もし出版業界が崩壊したら
「♯出版物の総額表示義務化に反対します」
というタグが今年の春頃からツイッターで見られるようになった。詳しいことはご自分で調べて欲しいのだが、これは来年度から書籍の表示価格を税込みにしなさいという話だ。
現在販売されている出版物は「本体○○円+税」「本体○○円(税別)」等税金を切り離して表記している。それをすべて変えないといけないのか! と反発されている。当然だろう。カバーを取り替えるにしても、修正シールを上から貼るにしてもコストと人手が必要になる。一応、現在税別表記しているのはそのままで良く、義務化が開始してからの出版物を税込みに、ということらしい。

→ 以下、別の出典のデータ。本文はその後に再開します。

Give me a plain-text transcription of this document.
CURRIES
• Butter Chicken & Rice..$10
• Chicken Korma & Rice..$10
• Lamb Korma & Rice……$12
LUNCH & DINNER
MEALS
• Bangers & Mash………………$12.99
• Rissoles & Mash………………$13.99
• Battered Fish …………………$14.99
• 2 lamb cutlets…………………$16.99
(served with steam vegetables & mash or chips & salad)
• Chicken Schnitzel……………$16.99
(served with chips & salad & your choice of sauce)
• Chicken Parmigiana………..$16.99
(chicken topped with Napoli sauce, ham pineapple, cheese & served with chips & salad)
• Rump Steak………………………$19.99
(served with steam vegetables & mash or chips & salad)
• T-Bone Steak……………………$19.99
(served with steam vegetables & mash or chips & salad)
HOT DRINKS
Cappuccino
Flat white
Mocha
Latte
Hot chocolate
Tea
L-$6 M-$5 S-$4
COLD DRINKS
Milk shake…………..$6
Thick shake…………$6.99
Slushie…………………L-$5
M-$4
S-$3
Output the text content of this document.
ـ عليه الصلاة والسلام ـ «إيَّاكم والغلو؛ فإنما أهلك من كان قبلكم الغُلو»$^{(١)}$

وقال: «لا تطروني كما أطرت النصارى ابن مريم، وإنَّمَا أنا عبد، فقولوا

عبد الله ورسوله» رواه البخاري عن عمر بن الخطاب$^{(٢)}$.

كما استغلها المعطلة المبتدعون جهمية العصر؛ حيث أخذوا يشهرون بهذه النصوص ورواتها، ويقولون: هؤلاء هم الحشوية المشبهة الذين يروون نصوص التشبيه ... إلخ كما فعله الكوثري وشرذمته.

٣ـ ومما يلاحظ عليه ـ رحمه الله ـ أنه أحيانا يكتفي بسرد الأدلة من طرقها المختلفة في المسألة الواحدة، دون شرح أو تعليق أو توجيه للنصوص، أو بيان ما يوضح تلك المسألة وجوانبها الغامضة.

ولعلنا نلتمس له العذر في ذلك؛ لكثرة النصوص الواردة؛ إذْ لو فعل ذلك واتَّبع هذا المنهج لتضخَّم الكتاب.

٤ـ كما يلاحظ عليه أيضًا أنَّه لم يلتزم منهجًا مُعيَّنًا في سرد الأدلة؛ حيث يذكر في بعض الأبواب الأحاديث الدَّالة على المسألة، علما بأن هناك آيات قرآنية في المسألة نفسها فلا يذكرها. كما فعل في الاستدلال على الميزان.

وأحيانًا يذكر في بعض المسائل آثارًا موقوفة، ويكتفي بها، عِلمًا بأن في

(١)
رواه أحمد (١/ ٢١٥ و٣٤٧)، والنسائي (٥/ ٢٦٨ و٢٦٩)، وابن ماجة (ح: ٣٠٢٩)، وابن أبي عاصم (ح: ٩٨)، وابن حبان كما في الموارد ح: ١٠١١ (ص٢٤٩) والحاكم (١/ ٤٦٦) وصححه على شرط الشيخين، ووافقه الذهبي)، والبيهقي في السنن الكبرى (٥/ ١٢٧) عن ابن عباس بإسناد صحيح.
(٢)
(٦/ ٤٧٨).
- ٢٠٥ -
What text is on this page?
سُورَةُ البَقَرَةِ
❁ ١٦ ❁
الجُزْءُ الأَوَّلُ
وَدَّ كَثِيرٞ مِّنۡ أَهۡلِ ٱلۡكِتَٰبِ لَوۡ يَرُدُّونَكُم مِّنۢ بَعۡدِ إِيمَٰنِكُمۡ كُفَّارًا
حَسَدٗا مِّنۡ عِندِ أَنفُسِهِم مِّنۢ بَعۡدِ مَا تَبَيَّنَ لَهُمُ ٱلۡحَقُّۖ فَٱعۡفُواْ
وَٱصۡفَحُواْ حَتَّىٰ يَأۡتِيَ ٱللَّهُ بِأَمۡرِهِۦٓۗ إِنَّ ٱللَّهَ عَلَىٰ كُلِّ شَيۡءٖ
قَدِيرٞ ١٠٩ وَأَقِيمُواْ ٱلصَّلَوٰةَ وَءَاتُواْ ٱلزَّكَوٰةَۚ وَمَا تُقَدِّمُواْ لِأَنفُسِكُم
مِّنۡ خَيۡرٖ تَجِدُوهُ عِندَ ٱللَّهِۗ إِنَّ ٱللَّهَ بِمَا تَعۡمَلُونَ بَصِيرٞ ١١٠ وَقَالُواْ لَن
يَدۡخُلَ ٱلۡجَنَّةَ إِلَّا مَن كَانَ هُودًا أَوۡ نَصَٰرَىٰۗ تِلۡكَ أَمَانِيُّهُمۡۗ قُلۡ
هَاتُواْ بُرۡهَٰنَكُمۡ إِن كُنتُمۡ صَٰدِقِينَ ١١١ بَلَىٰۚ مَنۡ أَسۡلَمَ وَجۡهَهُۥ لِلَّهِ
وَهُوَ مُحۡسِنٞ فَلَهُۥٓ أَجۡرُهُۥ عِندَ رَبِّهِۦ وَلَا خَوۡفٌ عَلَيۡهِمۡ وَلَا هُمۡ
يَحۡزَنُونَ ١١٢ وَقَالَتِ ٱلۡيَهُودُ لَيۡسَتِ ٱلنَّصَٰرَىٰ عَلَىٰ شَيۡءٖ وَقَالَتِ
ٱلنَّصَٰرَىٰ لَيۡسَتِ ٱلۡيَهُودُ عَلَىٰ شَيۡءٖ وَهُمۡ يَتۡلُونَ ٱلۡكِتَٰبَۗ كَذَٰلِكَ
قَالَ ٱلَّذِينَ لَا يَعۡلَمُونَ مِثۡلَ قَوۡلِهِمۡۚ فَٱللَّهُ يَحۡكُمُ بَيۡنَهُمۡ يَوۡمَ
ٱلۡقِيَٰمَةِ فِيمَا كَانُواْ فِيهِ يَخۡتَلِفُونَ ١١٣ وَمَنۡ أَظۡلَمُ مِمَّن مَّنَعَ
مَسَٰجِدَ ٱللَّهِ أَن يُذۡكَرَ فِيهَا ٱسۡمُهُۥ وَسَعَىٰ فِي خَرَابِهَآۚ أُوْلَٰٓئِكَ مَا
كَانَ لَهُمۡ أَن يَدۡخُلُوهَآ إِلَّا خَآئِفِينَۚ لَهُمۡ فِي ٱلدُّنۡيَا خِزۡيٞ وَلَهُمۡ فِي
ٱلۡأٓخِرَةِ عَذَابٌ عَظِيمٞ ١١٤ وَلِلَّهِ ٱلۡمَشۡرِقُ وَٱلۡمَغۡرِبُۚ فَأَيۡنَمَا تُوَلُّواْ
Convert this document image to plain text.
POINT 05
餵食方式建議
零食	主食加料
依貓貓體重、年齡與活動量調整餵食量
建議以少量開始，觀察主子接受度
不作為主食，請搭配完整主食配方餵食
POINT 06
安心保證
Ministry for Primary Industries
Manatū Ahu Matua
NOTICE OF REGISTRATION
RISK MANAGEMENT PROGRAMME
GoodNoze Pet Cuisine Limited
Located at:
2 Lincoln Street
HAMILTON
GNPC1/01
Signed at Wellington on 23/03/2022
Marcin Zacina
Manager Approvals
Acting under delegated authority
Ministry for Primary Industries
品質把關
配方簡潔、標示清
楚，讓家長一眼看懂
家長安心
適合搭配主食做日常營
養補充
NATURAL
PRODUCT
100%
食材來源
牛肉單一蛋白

それでも今後、税率が変わればやっぱりカバーを変えたり、シールを貼ったりして対処しないといけないわけだ。そんなリスクを背負って地域の行きつけの書店が生き延びていけるだろうか。出版社もしかり。マイナーな本はどんどん切り捨てられていくんじゃないか。政府はキャッシュレスかだけでなく、密かにペーパーレス化も進めていたのか。なんと言うことだ。紙の本を愛する私たちはいったいどうすれば・・・・・・。
どうもこうもない。紙の本を愛する作家は例え出版社から「先生の本は電子書籍で出しましょう!」と言われたら自費出版で紙の本を出すだろう。そして文学フリマなんか突然出品して出版業界の大事件となるのだ。
紙の本を欲しい私たちはこぞってそれを買いに行く。しかし自費出版。需要に供給が追いつかない。メルカリには100倍くらいの値段で出品され炎上、似たようなデザインの全く別の本を出した同人作家も炎上。贋作も出回り、その中には本物に勝るとも劣らない名作も現れバズったりする。
紙の本を求める声から作家がどんどん同人誌界に流出することで、このようなトラブルは絶え間なく発生し、後に「暗黒の大同人誌時代」と呼ばれる。
書店は作家や作家サークルと直接やりとりすることで書籍を入手し、我々読者はSNSの緻密な情報合戦によりその書籍がいつ、どの書店に並ぶのかを推理し、死に物狂いで購入するのである。偽物のリスクを負いながら通販で入手するか、己の情報網と頭脳を信じ書店に足を運ぶか。
こんな思いをして入手した私の好きなあの作家さんやこの作家さんの作品は、今のように普通に流通した物を購入した作品と比べて思い入れのある物となるだろう。まあ、そんな大変な時代が来ないように、出版物は今の表記を保つべきだと思う。